Meningitis can be viral, bacterial or fungal. Bacterial is the most severe. Unfortunately, because it’s so difficult to recognize in its early stages, many children and adults are diagnosed too late and face brain damage and even death. Because common symptoms of meningitis (fever, stiff neck, drowsiness, nausea) resemble common symptoms of dozens of other, less harmful diseases, they might not be taken seriously.

In children, the symptoms are even more difficult to recognize as all signs point to a generally fussy baby rather than a sick one. New mother’s likely won’t rush to hospital because their child is especially irritable, tired, or crying, but all three are known symptoms, specifically in toddlers.

Most often, meningitis is treated one of three ways. In each case, though, doctors will usually start with broad-spectrum antibiotics. They’ll likely even prescribe the antibiotics before the test results come back as a preemptive measure. Patients can also be given a lumbar puncture (spinal tap) as quick and definitive (albeit invasive) alternative to blood tests and x-rays. In a lumbar puncture, cerebrospinal fluid (CSF) is collected and in patients with meningitis, the CSF will show low blood sugar, increased white blood cells, and increased levels of protein.

Patients who are confirmed to have meningitis and who aren’t stabilized with the initial course of antibiotics are often hospitalized and treated with injected antibiotics. But even that isn’t enough often times. In the US alone, 10-15 percent of those diagnosed with meningitis won’t survive and of those that do survive, 10 percent will have lingering symptoms like seizures and stroke.

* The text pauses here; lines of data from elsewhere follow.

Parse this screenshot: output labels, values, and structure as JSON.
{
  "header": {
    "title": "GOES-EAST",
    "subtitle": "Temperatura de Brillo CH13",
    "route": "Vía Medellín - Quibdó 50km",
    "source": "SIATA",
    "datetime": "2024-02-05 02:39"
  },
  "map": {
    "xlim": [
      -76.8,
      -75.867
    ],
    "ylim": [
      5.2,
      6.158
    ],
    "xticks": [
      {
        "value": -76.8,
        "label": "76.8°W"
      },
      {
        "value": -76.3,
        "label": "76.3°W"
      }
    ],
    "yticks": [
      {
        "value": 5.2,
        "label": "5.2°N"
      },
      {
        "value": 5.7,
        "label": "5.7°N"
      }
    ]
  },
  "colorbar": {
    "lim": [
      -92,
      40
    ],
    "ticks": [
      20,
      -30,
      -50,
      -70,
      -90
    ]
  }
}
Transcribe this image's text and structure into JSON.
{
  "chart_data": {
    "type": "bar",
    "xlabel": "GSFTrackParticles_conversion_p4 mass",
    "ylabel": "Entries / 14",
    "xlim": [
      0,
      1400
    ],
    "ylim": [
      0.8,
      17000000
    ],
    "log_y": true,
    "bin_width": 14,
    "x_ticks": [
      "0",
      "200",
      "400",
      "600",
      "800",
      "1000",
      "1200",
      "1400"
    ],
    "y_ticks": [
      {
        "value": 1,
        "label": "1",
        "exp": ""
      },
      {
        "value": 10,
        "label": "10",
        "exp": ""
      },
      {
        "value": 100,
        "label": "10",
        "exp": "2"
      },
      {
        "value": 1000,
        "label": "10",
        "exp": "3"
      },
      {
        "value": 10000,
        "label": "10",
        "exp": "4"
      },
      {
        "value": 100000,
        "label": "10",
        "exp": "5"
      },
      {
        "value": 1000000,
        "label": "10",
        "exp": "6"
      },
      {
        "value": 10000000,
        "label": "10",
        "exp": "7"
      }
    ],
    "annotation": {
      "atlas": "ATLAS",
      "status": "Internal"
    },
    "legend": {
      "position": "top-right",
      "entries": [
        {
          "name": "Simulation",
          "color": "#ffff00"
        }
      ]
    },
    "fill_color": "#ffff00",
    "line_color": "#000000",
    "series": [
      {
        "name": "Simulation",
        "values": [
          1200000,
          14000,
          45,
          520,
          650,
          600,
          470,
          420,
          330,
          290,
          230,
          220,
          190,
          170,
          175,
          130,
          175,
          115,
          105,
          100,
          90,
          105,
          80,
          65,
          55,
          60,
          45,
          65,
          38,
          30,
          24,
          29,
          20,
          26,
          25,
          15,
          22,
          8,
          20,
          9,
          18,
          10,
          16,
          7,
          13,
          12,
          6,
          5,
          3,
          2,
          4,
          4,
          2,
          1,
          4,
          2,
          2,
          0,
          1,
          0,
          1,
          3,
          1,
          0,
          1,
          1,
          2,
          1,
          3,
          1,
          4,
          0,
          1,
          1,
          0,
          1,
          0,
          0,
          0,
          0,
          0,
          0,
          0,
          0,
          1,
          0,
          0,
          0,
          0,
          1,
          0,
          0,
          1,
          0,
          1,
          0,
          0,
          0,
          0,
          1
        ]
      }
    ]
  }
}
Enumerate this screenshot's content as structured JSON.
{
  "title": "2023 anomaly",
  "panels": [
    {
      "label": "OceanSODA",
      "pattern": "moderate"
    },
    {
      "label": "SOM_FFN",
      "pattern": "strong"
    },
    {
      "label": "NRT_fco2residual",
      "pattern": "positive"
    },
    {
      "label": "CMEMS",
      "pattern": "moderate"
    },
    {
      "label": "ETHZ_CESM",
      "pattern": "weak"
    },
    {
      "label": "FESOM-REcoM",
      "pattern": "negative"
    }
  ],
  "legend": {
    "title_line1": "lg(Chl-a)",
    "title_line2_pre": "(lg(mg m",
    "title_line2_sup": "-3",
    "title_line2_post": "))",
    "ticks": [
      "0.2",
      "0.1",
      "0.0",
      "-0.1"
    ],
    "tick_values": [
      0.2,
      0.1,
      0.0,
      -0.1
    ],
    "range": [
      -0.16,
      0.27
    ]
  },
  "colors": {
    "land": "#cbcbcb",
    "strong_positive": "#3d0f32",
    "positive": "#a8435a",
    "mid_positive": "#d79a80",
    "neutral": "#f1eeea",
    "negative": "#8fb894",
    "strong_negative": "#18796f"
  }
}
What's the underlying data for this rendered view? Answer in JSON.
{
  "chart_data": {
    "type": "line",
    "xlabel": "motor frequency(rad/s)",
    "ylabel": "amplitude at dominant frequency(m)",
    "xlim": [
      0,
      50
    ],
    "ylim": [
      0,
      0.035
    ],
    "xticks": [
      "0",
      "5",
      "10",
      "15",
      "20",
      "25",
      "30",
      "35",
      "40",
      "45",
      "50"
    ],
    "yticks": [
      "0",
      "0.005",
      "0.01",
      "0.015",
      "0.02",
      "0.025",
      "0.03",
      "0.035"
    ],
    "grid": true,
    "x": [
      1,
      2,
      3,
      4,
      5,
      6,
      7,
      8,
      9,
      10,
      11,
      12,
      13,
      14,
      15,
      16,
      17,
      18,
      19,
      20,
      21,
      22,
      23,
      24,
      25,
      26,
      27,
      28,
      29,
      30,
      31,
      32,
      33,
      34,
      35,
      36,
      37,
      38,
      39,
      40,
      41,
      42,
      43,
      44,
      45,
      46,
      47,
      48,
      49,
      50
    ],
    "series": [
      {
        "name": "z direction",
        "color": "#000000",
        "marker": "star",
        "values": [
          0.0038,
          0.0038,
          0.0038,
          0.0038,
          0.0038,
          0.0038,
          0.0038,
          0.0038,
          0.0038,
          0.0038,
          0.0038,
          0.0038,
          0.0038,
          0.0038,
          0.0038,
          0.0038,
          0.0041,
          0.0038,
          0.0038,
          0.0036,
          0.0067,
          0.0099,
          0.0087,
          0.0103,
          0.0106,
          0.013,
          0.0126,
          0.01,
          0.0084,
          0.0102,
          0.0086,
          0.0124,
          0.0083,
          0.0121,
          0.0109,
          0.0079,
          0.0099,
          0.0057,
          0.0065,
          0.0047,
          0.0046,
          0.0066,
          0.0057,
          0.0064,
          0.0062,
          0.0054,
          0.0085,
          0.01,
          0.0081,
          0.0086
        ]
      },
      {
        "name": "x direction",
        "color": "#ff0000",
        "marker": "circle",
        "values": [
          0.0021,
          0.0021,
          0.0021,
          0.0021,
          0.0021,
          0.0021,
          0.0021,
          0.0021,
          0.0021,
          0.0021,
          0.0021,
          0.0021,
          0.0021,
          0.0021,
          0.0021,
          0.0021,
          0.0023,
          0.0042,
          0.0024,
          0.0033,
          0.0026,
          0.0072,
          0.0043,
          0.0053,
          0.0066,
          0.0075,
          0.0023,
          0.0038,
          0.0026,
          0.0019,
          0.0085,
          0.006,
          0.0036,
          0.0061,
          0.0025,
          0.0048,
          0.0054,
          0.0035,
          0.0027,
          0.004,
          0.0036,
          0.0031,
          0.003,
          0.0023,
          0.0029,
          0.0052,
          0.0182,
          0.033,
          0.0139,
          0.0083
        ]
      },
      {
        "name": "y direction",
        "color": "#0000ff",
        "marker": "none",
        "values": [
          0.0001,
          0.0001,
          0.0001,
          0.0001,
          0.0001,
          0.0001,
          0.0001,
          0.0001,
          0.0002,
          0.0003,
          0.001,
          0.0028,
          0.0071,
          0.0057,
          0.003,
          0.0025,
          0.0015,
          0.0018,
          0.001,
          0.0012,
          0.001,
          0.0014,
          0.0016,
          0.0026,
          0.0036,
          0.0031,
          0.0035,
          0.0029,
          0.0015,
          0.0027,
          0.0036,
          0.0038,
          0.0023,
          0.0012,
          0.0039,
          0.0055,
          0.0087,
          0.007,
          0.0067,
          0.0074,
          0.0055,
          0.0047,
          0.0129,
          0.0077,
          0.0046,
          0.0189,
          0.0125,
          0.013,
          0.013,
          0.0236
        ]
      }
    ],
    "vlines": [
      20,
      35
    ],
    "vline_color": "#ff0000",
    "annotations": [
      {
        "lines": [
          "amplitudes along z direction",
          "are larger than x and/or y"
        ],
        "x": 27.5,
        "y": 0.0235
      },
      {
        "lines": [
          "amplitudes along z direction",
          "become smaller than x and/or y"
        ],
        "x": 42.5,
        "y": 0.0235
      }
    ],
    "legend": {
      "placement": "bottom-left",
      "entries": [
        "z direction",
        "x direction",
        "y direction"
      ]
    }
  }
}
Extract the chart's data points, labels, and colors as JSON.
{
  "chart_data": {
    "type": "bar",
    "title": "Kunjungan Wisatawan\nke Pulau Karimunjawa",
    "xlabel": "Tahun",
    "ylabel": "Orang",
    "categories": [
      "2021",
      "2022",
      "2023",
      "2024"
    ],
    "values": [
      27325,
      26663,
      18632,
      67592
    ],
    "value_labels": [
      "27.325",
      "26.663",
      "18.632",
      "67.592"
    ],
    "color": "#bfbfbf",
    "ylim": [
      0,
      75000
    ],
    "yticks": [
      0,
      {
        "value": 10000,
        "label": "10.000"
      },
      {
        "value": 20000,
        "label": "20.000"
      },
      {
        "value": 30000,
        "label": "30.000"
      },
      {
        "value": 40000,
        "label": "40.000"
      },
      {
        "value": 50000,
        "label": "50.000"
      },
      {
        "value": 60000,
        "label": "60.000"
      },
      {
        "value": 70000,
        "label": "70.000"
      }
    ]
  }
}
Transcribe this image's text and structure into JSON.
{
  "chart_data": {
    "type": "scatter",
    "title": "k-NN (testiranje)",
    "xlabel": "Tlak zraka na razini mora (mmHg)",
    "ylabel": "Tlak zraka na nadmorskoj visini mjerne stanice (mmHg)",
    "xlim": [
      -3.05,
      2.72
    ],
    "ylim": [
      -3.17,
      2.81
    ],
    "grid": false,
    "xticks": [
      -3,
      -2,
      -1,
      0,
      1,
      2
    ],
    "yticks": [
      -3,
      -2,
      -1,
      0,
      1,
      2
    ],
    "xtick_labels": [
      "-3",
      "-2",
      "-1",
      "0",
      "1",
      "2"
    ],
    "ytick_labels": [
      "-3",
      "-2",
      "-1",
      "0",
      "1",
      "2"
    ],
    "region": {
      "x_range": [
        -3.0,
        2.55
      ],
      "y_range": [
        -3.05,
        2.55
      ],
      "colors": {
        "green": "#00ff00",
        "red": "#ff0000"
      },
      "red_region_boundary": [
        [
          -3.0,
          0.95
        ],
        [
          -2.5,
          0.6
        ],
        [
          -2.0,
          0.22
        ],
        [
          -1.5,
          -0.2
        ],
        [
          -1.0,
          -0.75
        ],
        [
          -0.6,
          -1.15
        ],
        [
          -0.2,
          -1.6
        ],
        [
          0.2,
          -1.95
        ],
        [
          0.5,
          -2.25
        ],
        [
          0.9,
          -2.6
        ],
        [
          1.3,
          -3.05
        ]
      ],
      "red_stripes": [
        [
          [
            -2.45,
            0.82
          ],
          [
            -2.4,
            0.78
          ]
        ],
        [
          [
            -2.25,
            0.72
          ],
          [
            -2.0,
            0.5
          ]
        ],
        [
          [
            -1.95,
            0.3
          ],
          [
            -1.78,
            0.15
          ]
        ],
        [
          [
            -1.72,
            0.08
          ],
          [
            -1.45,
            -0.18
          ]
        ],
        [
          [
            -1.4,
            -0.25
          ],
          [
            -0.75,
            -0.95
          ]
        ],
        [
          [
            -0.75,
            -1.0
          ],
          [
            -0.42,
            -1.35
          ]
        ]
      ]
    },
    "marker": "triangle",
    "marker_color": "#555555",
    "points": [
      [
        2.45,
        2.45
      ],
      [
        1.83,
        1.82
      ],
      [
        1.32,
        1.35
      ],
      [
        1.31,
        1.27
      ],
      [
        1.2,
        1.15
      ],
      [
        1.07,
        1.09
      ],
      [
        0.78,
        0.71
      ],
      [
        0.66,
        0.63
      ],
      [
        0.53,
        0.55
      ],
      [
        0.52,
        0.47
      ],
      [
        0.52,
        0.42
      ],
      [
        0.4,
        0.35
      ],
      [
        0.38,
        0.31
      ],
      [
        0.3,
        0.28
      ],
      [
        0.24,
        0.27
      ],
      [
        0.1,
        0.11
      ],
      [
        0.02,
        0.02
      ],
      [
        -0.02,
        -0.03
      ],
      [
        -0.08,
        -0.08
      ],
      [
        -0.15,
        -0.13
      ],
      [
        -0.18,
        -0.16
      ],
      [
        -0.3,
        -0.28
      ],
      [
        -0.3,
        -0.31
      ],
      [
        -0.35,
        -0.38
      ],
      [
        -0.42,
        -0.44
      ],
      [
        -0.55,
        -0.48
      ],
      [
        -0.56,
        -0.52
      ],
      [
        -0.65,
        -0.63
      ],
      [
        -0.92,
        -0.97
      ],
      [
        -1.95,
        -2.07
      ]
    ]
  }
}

Doctors in Germany were the first to use allogeneic stem cell transplantation. At a children’s hospital in Halles, Germany, a 19-year old was successfully treated, the infection was controlled, and nearly a full neurological recovery was made. It’s since been dubbed the future of meningitis treatment. In allogeneic stem cell transplantation, stem cells are collected from a matching donor, transplanted into the ailing patient, and the stem cells go to work suppressing the disease and restoring the patient’s immune system. This process is different from autologous stem cell transplants which use the stem cells from the patient’s own body. Allogenic stem cells transplants are used around the world to treat cancers such as lymphoma, myeloma, leukemia as well as other diseases of the bone marrow or immune system.

After the success of the 19-year old in Germany, doctors in Germany are keen to help foreign patients. German Medicine Net, created back in 2001 as an answer to the UK’s waiting list problem, co-operates with renowned institutions for stem cell therapy. Meningitis is regarded as a condition that can be considered for treatment. As research and clinical trials continue, the future of medicine – especially in treating meningitis – truly lies in stem cells.